Data Grooming – Case Study
Data Grooming is a key element of delivering a high quality digital music library that’s a joy to use. So after we rip each CD we apply our magic on the metadata, the key terms used to show artist, track name, album name, composer etc.
One of the most critical data items is the composer name, all the more important if you have a large number of classical albums. This was the case with a recent client as this screen shot shows – you might need to click on the image to see it clearly).
We ripped 212 albums – the majority (201) in the Classical genre. As you see there are 216 named composers. Actually there are typically far fewer composers than the “Composer” field suggests. This is because the normal music databases don’t standardise on one format of name. You get a vast permutation of first name / last name; last / first; initials / last; last / initials. Then are are the helpful educators who add things like the composer’s dates, or being in doubt about the best name format type in every permutation.
Our approach is to standardise on using just the composer’s surname. So W Mozart, W A Mozart, Mozart W, Mozart WA, Wolfgang Mozart and so on all become simply “Mozart”. This naming convention is applied across all CDs, whoever the source of data for each album, and we use our own music database of principal composers. Once we’ve applied our Data Grooming process this is what we reduced the library to.

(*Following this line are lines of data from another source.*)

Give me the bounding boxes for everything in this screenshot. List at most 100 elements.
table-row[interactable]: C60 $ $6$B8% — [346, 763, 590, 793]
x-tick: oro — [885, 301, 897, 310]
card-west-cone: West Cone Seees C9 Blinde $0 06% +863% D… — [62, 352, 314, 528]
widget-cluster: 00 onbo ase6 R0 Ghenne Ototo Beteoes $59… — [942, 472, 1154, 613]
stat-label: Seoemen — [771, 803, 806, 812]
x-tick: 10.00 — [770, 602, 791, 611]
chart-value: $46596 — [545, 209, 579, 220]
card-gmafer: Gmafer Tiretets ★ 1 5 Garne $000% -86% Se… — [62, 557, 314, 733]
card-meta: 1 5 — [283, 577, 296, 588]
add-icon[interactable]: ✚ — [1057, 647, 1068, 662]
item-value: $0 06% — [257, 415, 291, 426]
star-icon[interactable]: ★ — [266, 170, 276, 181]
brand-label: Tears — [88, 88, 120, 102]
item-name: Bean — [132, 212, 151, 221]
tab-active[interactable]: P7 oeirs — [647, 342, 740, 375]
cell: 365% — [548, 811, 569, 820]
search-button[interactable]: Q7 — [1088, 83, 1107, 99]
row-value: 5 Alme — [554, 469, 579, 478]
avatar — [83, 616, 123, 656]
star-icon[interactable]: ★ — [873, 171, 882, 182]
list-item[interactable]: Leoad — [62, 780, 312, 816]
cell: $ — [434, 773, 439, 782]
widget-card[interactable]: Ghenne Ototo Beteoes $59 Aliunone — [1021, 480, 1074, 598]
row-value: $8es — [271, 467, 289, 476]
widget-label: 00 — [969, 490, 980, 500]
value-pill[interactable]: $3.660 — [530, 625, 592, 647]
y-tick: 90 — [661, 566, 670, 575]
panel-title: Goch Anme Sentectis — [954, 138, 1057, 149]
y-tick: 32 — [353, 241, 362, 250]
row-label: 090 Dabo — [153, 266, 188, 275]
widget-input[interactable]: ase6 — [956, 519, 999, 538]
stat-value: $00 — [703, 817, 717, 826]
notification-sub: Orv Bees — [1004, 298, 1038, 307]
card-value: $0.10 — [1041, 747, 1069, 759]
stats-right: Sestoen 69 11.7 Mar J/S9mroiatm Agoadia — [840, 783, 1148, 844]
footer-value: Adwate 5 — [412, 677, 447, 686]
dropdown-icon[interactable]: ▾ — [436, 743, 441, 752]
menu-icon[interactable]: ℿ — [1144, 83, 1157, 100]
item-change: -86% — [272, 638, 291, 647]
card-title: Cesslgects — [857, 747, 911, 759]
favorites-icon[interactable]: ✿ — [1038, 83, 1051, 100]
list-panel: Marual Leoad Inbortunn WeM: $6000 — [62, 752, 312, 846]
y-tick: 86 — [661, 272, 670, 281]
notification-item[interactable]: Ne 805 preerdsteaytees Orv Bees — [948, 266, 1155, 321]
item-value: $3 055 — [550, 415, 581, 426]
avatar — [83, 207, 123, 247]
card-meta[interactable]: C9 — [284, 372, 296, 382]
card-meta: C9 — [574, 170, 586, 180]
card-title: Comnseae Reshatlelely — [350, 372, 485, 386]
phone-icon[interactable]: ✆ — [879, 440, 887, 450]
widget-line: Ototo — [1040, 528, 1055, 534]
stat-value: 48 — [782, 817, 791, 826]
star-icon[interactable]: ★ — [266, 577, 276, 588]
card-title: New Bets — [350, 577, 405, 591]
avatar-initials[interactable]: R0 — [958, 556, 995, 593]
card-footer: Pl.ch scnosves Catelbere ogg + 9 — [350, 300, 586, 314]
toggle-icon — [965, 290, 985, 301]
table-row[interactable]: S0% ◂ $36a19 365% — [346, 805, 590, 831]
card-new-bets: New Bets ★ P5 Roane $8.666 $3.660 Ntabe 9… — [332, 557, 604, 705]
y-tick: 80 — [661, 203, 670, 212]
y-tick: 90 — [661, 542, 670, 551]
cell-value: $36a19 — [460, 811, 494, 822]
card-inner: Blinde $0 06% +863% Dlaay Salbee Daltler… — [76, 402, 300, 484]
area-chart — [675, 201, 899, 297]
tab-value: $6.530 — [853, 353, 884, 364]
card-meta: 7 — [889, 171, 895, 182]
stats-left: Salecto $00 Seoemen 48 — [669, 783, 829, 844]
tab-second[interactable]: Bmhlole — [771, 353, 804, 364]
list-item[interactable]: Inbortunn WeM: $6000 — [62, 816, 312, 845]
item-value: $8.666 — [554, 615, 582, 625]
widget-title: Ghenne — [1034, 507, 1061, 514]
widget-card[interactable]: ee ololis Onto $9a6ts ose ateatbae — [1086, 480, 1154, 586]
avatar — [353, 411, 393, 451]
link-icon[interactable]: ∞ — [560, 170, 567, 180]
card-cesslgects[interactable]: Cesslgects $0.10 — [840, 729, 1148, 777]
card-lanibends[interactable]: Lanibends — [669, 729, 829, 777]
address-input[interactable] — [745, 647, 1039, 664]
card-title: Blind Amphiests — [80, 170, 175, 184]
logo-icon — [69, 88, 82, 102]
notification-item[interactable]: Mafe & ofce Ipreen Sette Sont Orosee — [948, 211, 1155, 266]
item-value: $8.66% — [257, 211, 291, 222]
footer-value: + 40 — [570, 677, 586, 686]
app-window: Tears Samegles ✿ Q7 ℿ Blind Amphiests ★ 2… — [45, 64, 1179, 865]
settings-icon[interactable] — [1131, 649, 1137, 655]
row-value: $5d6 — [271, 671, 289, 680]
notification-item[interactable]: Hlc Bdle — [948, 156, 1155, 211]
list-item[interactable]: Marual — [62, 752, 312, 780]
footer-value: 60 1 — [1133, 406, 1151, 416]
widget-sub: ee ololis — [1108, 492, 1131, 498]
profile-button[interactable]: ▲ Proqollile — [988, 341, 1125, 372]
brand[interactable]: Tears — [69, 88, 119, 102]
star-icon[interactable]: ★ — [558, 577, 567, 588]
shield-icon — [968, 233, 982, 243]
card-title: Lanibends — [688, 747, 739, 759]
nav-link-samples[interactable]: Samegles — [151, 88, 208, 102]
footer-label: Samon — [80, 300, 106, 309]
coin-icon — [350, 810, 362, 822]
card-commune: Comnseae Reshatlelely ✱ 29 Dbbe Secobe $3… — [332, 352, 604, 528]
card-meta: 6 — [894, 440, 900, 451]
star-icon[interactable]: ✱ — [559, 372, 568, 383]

You’ll see the previous 216 composers has been reduced to just 111 entries. Each composer appears just once, so if you’re looking for Haydn, Bach, Beethoven or Brahms all that composer’s music will appear against that (single) name. We believe this goes a very long way to ensure your music library is simplified, straightforward and a joy to use.
Even after we’ve “removed” 105 composer entries there’s some more tidying to be done. As you’ll see from the before and after images above, we needed to tidy up the genres – Books & Spoken and Spoken & Audio need to be looked into.
Thanks to the kind input of an eagle-eyed reader the error in the original post has been corrected and the “before” and “after” images are in the right places.
Data Grooming – creating an elegant digital music library from ripped CDs.